Un tel biais n’est pas inconnu des sondeurs : il s’agit du biais de désirabilité sociale. Inconsciemment ou non, nous cherchons à nous présenter sous un jour agréable aux autres. En France, par exemple, cela a longtemps conduit les sondages à sous-estimer le vote FN (mais il semblerait que, ces dernières années, le vote frontiste soit de moins en moins honteux). Une étude menée par Morning Consult avant les élections semblait toutefois indiquer que le « facteur honte », s’il existe bel et bien pour Trump, n’était pas de nature à affecter le résultat du scrutin. Reste cependant que cette étude se contentait de mesurer la différence entre enquête téléphonique et enquête sur le net, la dernière étant prétendument moins sujette au biais en question ; elle ne mesurait jamais l’écart entre la déclaration et le résultat final. À l’aune des résultats finaux, et après avoir exclu les autres hypothèses possibles, il semble bien qu’un bon nombre d’électeurs de Trump ne déclaraient pas voter pour lui lors des enquêtes, qu’il s’agisse d’enquêtes téléphoniques ou numériques.

Cela ne signifie pas que les électeurs de Trump mentaient ouvertement. Comme le notent trois chercheuses en sciences politiques, se révéler indécis ou refuser de prendre part au sondage sont des stratégies que peut mobiliser ce « vote honteux ». De fait, comme elles le soulignent, il y a eu probablement plus d’indécis cette année qu’il y a quatre ans (15 % fin octobre, contre 5 % en 2012 à la même époque). Du reste, il n’est pas nécessaire que ce vote inavoué soit de grande ampleur : Trump n’a finalement fait basculer que six États, Clinton remporte le vote populaire, et l’erreur des sondages n’est que de l’ordre de deux ou trois points. Il ne s’agit donc pas d’imaginer que la moitié de l’Amérique a tu son opinion ; mais un certain nombre d’Américains l’a fait, et cela a suffi à renverser la tendance. Si de plus les électeurs de Trump nourrissent à l’égard des sondages la même suspicion qu’envers les élites, il y a fort à parier que cela les a conduits à raccrocher le téléphone bien plus que d’autres, et donc à refuser de répondre. On peut aussi estimer sans trop s’avancer qu’une partie du vote honteux est en réalité une abstention honteuse : certains démocrates désabusés par Clinton n’ont probablement pas osé affirmer qu’ils escomptaient s’abstenir, ce qui renforce encore la dynamique d’un vote caché en faveur de Trump.

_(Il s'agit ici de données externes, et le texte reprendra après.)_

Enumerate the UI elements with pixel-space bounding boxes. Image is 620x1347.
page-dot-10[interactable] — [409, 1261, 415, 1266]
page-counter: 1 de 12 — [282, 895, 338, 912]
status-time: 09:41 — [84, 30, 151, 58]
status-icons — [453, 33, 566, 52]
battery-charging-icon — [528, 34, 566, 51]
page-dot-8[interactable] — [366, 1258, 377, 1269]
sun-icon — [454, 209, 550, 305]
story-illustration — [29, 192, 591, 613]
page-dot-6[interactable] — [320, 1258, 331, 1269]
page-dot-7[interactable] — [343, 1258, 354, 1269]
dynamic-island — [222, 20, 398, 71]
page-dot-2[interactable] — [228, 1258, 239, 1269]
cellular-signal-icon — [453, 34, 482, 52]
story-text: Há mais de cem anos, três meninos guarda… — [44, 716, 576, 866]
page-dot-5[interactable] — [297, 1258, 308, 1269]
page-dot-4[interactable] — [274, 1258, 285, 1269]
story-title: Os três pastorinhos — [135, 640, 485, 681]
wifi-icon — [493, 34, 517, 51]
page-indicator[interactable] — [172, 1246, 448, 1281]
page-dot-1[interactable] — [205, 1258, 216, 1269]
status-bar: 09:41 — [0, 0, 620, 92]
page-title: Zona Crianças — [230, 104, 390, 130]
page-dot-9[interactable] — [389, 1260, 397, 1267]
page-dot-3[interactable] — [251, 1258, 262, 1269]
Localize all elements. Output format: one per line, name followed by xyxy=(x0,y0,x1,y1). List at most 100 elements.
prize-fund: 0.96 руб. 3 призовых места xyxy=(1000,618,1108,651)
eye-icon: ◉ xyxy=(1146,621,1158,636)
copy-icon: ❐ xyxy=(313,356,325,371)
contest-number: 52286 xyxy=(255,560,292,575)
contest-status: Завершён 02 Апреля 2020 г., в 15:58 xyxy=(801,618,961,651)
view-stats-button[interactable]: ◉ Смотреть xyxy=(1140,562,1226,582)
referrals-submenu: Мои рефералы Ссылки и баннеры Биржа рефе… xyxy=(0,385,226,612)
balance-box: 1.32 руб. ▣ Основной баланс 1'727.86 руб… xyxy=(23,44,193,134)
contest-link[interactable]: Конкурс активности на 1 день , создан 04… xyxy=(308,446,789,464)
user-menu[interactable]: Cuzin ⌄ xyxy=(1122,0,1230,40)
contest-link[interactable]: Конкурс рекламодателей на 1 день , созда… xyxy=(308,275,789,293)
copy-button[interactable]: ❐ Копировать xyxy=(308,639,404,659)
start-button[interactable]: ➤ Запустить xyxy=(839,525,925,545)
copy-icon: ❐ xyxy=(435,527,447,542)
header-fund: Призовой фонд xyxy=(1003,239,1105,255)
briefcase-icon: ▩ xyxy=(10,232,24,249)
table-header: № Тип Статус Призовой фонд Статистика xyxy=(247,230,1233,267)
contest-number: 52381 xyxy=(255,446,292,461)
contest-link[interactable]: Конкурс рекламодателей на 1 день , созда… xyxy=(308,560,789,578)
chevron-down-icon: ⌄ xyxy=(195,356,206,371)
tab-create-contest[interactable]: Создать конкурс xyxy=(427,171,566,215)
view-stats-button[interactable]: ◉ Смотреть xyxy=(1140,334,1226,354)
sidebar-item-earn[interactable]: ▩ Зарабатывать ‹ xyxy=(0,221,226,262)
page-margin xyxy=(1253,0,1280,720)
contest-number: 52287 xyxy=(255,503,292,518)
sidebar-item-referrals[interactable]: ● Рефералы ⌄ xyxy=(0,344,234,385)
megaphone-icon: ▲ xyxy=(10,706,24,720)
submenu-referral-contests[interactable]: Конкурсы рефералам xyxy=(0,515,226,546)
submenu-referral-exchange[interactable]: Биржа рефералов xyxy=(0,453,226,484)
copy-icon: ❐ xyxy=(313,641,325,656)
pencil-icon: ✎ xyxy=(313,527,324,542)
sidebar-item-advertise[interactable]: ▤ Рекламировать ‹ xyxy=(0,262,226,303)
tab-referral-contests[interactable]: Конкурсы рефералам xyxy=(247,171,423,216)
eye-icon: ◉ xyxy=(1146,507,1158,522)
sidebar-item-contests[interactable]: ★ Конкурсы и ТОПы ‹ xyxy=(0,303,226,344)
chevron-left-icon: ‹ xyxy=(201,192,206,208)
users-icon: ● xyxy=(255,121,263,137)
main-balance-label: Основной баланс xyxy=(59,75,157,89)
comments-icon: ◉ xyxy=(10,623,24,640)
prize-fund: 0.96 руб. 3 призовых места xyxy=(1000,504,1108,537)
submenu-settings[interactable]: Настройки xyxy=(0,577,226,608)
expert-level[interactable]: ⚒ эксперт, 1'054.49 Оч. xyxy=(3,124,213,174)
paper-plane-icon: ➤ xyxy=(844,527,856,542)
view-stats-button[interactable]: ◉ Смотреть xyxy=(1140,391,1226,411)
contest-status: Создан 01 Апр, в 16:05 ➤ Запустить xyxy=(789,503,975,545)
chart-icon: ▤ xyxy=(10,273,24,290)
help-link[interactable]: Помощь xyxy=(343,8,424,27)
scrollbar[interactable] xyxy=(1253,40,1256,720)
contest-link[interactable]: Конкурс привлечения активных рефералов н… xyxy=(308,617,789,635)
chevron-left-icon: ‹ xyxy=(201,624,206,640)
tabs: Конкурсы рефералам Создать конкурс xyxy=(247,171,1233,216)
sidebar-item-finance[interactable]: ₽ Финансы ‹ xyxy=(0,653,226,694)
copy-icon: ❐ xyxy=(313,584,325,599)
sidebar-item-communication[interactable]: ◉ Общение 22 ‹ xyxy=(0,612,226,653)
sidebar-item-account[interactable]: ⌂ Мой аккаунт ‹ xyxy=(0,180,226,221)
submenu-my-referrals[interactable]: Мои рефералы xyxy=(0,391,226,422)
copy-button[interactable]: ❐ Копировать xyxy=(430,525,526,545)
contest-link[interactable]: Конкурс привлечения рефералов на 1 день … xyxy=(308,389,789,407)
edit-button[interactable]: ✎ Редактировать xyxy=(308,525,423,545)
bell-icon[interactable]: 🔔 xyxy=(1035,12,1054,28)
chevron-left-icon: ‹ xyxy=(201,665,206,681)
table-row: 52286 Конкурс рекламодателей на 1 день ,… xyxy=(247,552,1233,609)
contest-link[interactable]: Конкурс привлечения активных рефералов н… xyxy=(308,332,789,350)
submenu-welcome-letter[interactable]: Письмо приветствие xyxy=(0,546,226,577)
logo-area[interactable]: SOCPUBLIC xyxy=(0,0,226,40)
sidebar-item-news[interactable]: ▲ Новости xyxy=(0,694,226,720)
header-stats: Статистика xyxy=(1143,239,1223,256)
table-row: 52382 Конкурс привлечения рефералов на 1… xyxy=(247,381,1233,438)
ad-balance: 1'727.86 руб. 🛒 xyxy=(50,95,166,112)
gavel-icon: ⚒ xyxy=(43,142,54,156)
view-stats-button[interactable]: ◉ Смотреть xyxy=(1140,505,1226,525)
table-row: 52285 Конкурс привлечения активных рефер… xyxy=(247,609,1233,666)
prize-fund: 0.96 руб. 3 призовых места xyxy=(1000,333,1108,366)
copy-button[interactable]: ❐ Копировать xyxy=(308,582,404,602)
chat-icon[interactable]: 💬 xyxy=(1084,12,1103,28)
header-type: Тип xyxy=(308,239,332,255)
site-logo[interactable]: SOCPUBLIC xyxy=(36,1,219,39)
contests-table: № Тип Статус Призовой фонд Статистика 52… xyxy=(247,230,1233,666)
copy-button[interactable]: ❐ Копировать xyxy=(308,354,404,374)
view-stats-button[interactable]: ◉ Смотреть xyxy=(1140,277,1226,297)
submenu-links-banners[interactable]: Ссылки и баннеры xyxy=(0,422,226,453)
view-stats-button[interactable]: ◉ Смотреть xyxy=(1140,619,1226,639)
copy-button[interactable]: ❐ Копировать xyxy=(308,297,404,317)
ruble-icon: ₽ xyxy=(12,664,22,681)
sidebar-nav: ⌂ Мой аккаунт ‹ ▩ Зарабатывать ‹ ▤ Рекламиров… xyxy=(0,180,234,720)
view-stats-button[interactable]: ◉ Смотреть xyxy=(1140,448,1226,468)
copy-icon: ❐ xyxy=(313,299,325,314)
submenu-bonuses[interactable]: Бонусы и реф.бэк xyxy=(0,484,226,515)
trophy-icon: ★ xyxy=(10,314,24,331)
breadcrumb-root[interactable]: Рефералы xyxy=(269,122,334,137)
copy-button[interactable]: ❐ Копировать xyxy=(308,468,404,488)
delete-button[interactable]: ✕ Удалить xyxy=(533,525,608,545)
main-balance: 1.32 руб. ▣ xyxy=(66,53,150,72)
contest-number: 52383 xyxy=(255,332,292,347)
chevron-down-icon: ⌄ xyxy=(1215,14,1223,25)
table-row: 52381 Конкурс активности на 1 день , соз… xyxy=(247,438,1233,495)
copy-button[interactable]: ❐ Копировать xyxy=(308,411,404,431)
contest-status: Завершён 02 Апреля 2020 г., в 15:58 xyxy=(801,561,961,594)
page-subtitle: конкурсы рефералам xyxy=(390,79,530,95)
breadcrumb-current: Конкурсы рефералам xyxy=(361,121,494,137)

Durant la campagne, des Républicains mettaient en avant la timidité d’une partie de l’électorat de Trump à avouer son vote. On a pu estimer que cet effet serait marginal. Il ne l’a finalement pas été. Cela n’indique pas les raisons qui ont poussé les électeurs de Trump à voter pour lui – c’est un autre problème. Ce que cela révèle, cependant, c’est la faiblesse des sondages comme outils de mesure : ils n’ont pas permis d’anticiper les soubresauts de la démocratie américaine. Même des analystes aussi fins que David Plouffe, qui a joué un rôle clé dans les campagnes présidentielles d’Obama, s’y sont laissé prendre : « Il semble qu’il y a vraiment eu des électeurs de Trump cachés […] Et des millions d’électeurs potentiels de Clinton, dont les modèles suggéraient la participation, sont restés à la maison. » L’investigation uniquement quantitative trouve ici ses limites. À l’ère du big data, ces élections sonnent comme un rappel à l’ordre : les campagnes data-driven peuvent être battues par de vieilles recettes (sans que cela ne signifie toutefois que ces dernières soient plus efficaces que les premières) ; les modèles qui agglomèrent des centaines de données peuvent se tromper en manquant des éléments qualitatifs difficiles à prendre en compte.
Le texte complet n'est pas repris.